A finite sentinel here (for example "one more than the image diagonal")
would be indistinguishable from a genuine large distance and would poison
any downstream comparison or medial-axis threshold. `Inf` is both the
mathematically correct value and what `EBImage::distmap()` returns, so the
two are interchangeable on this boundary case. Note also that only pixels
count as background: the region outside the matrix is **not** an implicit
background border, so a fully-foreground image does not measure distance to
the frame.

## 4. Invalid input fails loudly

Thinning and distance transforms are defined on `{0, 1}` images. An `NA`
is neither foreground nor background, and silently coercing it (to `0`,
say) would change the skeleton or the distance field without warning.
`thinr` rejects `NA` input with an error at the coercion boundary rather
than guessing:

```{r na, error = TRUE}
m <- matrix(1L, nrow = 3, ncol = 3)
m[2, 2] <- NA
thin(m)
```

This matches `EBImage`'s own contract for `distmap()`
(`'x' shouldn't contain any NAs`).

## Summary

| Property | Guarantee | Applies to |
|---|---|---|
| Edge handling | shapes touching the frame thin as if interior | all 7 thinning methods |
| Connectivity | one component in → one component out; 2px strokes stay connected | all 7 thinning methods |
| Empty background | fully-foreground image → `Inf` everywhere | all 3 distance metrics |
| Invalid input | `NA` rejected with an error, never coerced | `thin()`, `distance_transform()`, `medial_axis()` |

These are correctness boundary conditions, uniform across the toolkit,
consistent with the published methods, and each pinned by a test in the
package suite.

## References

Naccache, N. J., & Shinghal, R. (1984).

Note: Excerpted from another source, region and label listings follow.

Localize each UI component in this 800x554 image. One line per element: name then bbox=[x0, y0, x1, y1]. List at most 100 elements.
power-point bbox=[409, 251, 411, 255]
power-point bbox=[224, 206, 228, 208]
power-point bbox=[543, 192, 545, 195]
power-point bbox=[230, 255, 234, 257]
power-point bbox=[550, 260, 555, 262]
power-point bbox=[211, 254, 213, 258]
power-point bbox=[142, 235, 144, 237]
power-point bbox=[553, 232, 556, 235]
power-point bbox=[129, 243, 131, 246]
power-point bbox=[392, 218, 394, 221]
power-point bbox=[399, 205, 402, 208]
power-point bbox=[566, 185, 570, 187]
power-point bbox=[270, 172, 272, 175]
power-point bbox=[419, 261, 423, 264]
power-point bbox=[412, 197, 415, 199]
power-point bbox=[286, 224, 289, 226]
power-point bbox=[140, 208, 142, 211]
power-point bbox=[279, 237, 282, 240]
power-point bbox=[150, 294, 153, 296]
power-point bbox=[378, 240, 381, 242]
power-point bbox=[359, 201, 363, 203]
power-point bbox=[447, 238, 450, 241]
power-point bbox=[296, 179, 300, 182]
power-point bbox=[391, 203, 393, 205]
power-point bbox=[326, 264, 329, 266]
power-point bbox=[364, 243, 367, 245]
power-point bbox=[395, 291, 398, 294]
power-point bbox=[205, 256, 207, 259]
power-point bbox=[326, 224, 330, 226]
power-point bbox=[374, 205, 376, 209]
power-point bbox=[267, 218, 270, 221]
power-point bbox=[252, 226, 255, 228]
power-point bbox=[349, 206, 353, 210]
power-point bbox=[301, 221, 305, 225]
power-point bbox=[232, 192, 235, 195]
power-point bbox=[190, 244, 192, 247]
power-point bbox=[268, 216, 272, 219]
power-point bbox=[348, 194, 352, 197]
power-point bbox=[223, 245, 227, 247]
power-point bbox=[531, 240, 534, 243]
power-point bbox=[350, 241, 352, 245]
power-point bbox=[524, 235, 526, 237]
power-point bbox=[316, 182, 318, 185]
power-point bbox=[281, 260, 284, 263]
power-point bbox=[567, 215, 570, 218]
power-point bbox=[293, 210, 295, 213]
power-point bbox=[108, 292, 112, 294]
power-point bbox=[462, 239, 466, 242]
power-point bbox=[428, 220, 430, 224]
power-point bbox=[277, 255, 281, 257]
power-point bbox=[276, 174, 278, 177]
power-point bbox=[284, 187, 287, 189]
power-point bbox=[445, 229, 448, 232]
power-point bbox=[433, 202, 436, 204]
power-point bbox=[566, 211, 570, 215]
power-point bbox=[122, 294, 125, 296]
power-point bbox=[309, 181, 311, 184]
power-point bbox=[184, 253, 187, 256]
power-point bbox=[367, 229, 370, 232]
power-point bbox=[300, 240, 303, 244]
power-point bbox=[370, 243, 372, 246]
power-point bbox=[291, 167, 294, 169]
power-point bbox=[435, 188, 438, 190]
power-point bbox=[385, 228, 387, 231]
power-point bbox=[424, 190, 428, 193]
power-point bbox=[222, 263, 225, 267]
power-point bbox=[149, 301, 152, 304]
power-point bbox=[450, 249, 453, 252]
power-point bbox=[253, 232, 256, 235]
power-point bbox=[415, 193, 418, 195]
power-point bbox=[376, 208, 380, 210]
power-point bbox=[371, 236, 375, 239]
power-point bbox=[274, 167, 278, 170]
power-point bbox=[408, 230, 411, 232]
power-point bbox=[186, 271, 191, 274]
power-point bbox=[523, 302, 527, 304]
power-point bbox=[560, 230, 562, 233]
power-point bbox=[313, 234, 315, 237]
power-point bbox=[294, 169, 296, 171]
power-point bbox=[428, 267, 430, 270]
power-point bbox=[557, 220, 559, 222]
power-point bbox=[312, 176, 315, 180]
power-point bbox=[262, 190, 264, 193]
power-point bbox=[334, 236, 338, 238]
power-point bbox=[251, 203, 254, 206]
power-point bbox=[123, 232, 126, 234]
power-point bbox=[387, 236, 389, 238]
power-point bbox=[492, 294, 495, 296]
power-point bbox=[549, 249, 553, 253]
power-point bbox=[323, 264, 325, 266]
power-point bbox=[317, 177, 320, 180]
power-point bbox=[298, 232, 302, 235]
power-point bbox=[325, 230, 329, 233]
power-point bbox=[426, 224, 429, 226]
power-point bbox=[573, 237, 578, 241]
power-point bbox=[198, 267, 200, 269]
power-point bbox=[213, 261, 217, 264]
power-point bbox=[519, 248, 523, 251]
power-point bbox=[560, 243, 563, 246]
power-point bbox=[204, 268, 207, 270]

SPTA: A proposed algorithm for
thinning binary patterns. *IEEE Transactions on Systems, Man, and
Cybernetics*, SMC-14(3), 409–418.

Zhang, T. Y., & Suen, C. Y. (1984). A fast parallel algorithm for thinning
digital patterns. *Communications of the ACM*, 27(3), 236–239.

Felzenszwalb, P. F., & Huttenlocher, D. P. (2012). Distance transforms of
sampled functions. *Theory of Computing*, 8(19), 415–428.